数百人規模の虐殺が起こるのか

これまで沈黙していた国連安保理は10日、ミャンマーの治安部隊が市民の抗議デモに発砲し死傷者が増え続けていることについて非難する議長声明を発表。しかし、軍によるクーデターへの言及は中国、ロシア、インドなどの反対により文書には盛り込まれなかった。そのため、国軍を「政権」から引きずりおろし、民主化へのプロセスへ導くための実効性は乏しいとの見方が強い。

国軍の蛮行がエスカレートする中、市民の間では今後、数百人規模の虐殺が起こるという見方が強まっている。目下、国軍による民衆の掃討に出るといった事前警告はない。しかし、国軍や政府寄り関係者の家族はヤンゴンを捨てて、続々と内陸にある首都ネピドーに向けて一斉に逃げ出している。

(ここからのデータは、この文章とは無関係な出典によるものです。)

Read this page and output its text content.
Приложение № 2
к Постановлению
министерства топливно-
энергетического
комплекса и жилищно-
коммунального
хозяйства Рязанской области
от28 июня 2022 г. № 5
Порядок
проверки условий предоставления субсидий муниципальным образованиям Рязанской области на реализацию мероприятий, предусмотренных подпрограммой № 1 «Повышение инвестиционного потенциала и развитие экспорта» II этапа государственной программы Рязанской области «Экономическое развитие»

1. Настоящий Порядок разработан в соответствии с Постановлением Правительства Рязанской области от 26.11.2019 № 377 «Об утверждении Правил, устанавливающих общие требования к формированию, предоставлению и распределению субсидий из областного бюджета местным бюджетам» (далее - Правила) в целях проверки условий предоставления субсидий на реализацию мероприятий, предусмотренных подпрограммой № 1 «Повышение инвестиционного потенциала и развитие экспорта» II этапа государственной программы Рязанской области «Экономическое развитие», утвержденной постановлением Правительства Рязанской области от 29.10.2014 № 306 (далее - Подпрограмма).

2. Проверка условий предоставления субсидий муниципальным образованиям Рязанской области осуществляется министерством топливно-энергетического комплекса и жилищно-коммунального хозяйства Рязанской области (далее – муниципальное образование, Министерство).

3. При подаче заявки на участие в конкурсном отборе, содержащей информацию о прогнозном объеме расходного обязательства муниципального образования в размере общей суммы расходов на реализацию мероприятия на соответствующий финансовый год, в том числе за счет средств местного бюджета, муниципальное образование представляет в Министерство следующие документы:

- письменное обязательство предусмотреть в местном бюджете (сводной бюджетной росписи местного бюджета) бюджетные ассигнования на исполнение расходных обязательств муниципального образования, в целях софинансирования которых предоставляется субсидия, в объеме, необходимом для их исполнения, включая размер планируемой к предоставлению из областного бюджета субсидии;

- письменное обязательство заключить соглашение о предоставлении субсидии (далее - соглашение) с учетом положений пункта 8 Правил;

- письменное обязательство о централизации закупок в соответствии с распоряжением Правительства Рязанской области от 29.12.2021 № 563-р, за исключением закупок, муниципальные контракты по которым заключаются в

ミャンマーへの投資が多いシンガポール政府は「ミャンマーからの退避を推奨する」と在住者へ呼びかけを始めた。

写真提供=新町智哉
大きく破損した新町さん宅の窓ガラス

催涙弾の被害に遭った新町さんは「かつて、軍が民衆を大弾圧した1988年や2007年の混乱を経験した人々による直感だからたぶん正しい」と指摘し、実際に「ミャンマー人の知人から、○○方面に逃げた方が良いというアドバイスも受けるようになった」と緊迫した状況であることをうかがわせる。

日本政府のちぐはぐなミャンマー対応

一方(残念なことに)、ミャンマーにある日本大使館の動きは相変わらず重い。クーデター勃発後、ミャンマーから日本への直行便の運行は2回しかない。3月は1本だけ、4月には数便予定されているが、これらの座席は全て埋まっているという。

現在、ヤンゴンに残っている日本人は1000人程度とみられる。残留するにしても帰国するにしても、当分は精神的に厳しい状況におかれそうだ。

日本の外務省が告知する「海外安全情報」によると、ミャンマーはコロナ対策では退避勧告に当たる「レベル3(退避してください。渡航は止めてください)」となっている。だが、安全対策では一部地域を除いて「レベル2(不要不急の渡航は止めてください)」にとどまっている。

在ミャンマー日本大使館は3月15日、ヤンゴン市内での戒厳令発布を知らせる注意を促す文章の中で、「当局による制圧のための動きについては、場所も時間も予断を許さず、また、昨日の死亡事案の増加が示すように、一層厳しくなっている」と説明した。

ただ、「今後事態が急変する可能性があることを念頭に置き、当地にて急を要する用務等がない場合には、商用便による帰国の是非を検討されることを勧める」と述べており、政府としては救援機を投入する考えがないことを匂わせている。